There were days when she’d start the day scolding me; noticing the littlest things in the office no one goes to except me anyway. It was very difficult because during most days, we would clash, but then I was forced to smile and act cheerful despite how I felt. I was manning the front desk, after all. I quit after a month and a half, and my career has been so much better since.
Now that I’m more than happy with where I am and what I do, I still find myself getting a tad too emotional about work. It made me realize, was I really too emotional about work? Are women too emotional at work?
I read somewhere that there’s something called a Workplace Emotion Evaluation Profile. (Funny, it’s acronym is even WEEP.) The WEEP is a tool to help people take care of their levels of “emotional resiliency”. It asks questions that try to measure your capacity to be emotional at any given time of the day and cross references it to how you deal with work issues and home issues. It also teaches one how to deal with very strong emotions like sympathy, fear, anger or anxiety. For the one who finds herself getting too emotional, she can start by asking herself about the common things that usually gets her very emotional, and how these affect work.

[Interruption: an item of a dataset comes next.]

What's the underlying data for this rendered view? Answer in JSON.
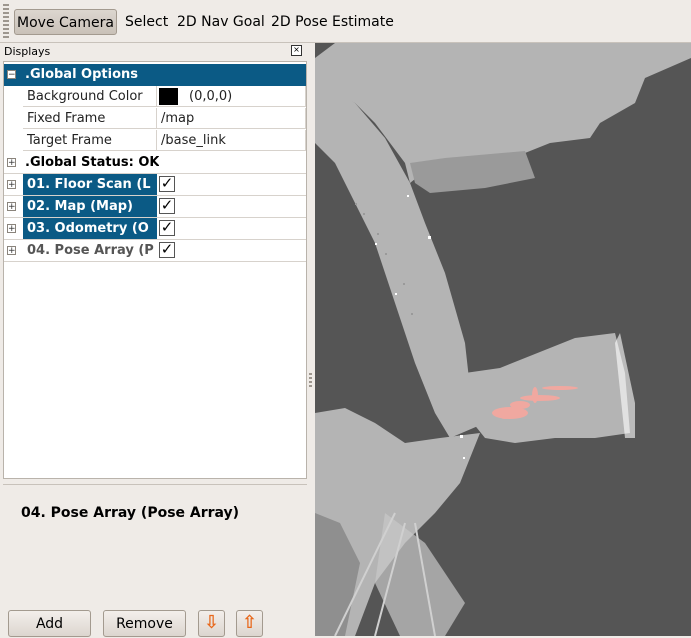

A topnotch career coach and psychologist, Anne Kreamer, advises to keep in mind the acronym DING when dealing with workplace-related emotions. First, “take Deep breaths, Imagine what the other person is feeling, Name those emotions and, Go on”. She says it is important to take that moment to reflect and put yourself in another person’s shoes. Afterwards, learn to move on and move forward since there is so much room for more productivity anyway.
I say that DING is, by far, the best advice that I have read. It has helped me get over the stuff that stress me out. Most of the things that I deal with when it comes to work (events management) are people who are very hard to get along with and things (out of my control) that screw all my plans up.
If you ask me, maybe the top reasons why women oftentimes get too emotional at work (or be judged as such) is because women are generally more sensitive and we pick up the stimuli that most men don’t. We are more keen to detail and, sadly, we are even the harsher critics of workplace emotion. I admit, when I used to see a female co-worker crying, I see her as weak and I am irritated by the situation because I think she perpetuates the stereotype of women in the workplace tagged as weak. Moreover, women are more pressured for perfection and women are burdened with so many expectations in order to be labeled “successful”. (But don’t let me do all the ranting here. This is not a feminist column after all, hehe.)